The event to which David Maraniss refers in that passage at the end of his recent biography was only one of many memorable events characterizing the exceptional career of Roberto Clemente. The most unforgettable, of course, was Clemente's decision to fly to Nicaragua himself with the relief supplies he had collected for earthquake victims there, in order to insure that the supplies would reach the people who needed them, rather than be stolen by soldiers and sold on the black market. He died when the overloaded and rickety plane crashed shortly after taking off from Puerto Rico.

The danger in a book about a man who has been celebrated the way Roberto Clemente has been is that the flesh-and-blood reality of the subject will be obscured by the myths that have grown up around him.

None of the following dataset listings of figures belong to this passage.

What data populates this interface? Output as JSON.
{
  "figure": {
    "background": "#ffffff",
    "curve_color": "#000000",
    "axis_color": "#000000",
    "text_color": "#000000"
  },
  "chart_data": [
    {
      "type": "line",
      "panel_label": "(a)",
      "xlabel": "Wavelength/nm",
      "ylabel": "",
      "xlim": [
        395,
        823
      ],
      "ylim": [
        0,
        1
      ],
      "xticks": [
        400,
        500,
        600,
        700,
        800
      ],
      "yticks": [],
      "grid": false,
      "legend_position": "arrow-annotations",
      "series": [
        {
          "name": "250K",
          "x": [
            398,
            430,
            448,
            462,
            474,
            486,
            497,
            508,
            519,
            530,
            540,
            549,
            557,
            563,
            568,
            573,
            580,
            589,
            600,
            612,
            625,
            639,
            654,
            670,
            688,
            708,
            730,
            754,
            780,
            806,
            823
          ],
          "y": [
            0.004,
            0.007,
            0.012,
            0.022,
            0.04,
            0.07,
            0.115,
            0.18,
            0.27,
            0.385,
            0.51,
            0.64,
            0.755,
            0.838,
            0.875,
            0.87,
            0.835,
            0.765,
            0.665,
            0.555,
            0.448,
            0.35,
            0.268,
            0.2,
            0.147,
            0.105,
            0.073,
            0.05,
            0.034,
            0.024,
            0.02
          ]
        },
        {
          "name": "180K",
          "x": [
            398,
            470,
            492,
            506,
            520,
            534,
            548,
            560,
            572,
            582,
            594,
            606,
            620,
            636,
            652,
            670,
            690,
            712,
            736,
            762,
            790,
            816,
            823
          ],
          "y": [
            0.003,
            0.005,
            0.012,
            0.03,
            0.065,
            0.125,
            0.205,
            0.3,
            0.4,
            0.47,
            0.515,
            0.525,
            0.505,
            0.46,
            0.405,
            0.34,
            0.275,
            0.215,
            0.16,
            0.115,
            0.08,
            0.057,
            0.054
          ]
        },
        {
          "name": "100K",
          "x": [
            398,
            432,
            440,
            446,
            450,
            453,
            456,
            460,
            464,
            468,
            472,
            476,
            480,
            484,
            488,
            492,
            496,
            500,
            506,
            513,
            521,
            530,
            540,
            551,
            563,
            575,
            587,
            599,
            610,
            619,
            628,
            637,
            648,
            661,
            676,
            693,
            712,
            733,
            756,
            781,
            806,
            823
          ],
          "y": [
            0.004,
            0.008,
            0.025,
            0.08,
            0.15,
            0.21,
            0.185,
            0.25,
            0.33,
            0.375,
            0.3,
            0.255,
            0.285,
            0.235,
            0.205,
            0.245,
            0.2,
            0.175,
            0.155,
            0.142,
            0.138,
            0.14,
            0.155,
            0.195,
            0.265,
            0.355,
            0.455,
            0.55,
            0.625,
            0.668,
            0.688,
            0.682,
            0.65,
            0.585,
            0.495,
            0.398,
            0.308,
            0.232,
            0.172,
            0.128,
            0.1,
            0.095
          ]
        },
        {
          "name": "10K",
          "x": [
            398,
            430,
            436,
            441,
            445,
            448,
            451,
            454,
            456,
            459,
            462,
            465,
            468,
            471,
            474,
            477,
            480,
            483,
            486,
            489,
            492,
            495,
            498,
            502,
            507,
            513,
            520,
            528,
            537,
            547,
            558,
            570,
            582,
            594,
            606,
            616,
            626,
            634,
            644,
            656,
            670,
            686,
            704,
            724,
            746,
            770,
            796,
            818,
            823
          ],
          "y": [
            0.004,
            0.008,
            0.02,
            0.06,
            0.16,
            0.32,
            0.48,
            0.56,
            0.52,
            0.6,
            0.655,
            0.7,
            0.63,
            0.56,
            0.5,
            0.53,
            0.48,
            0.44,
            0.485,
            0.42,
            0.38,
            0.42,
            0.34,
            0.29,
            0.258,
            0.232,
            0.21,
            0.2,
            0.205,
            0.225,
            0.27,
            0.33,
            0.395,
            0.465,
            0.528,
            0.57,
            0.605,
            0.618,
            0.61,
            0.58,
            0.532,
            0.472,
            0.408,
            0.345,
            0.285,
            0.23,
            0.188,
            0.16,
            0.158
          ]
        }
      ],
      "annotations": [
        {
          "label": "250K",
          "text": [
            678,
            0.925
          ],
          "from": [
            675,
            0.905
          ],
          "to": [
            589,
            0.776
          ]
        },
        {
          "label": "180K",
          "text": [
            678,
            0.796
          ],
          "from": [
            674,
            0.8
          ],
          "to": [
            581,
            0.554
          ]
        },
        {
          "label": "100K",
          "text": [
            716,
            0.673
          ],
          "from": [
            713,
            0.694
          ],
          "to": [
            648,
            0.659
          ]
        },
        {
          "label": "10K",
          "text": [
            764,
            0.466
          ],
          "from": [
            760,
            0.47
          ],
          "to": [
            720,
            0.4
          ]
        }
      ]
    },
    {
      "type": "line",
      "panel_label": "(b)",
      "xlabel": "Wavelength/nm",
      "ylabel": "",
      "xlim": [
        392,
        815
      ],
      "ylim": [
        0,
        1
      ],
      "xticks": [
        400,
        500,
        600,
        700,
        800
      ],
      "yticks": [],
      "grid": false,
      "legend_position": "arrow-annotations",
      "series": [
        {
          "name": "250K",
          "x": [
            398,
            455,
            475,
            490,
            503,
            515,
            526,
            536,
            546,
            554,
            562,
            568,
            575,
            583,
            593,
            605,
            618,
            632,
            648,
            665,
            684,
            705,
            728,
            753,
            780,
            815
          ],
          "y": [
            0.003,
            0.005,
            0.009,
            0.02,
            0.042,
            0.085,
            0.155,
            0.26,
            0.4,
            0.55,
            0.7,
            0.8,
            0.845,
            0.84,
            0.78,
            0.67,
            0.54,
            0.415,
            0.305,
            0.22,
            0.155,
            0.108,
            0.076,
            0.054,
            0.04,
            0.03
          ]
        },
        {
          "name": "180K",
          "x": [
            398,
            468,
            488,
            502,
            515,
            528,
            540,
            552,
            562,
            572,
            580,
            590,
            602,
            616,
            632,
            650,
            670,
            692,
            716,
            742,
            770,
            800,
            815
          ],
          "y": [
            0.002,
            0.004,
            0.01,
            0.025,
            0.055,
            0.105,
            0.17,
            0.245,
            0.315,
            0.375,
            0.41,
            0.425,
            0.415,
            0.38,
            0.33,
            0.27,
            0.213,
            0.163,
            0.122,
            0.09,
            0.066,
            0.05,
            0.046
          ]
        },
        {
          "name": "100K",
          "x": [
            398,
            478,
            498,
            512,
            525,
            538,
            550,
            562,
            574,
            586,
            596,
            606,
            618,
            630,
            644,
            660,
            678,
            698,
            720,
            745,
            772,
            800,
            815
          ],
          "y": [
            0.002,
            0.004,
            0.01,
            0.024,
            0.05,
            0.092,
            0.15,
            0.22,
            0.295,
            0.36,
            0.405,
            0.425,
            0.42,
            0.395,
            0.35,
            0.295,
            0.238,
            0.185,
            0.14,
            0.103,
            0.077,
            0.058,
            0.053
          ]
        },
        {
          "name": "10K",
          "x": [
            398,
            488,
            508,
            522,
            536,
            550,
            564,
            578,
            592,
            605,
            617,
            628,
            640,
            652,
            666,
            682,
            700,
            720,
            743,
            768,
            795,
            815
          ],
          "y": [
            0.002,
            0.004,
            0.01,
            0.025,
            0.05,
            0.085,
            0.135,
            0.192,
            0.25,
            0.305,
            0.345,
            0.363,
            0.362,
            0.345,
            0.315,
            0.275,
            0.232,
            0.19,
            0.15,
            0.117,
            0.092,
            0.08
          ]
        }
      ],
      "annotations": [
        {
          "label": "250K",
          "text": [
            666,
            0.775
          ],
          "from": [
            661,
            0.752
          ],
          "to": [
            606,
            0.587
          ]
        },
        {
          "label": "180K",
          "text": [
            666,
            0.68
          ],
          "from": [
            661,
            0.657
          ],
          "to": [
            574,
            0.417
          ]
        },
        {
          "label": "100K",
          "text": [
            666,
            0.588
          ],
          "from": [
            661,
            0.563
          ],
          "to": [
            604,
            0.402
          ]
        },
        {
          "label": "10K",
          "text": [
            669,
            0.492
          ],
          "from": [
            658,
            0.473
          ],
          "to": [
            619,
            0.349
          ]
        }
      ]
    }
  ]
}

David Maraniss presents the myth, certainly, but readers are also given a man whose pride could be prickly. Nobody could have born the pressure and expectations that became Clemente's lot without sometimes lashing out. Maraniss even includes a couple of stories in which Clemente comes across as boorish and violent.

Roberto Clemente was, of course, an exceptionally accomplished ballplayer, but he's one of the few hall-of-famers for whom that characterization seems seriously limiting. The range of his passions was extraordinary. He cared deeply about the welfare of the poor and disadvantaged people of Latin America, and he was proud to be a Puerto Rican. He was famous for helping people, whether by massaging their backs, providing them with food, or inspiring them with his energy and his pride. In Clemente: The Passion and Grace of Baseball's Last Hero, Roberto Clemente gets the biography he earned.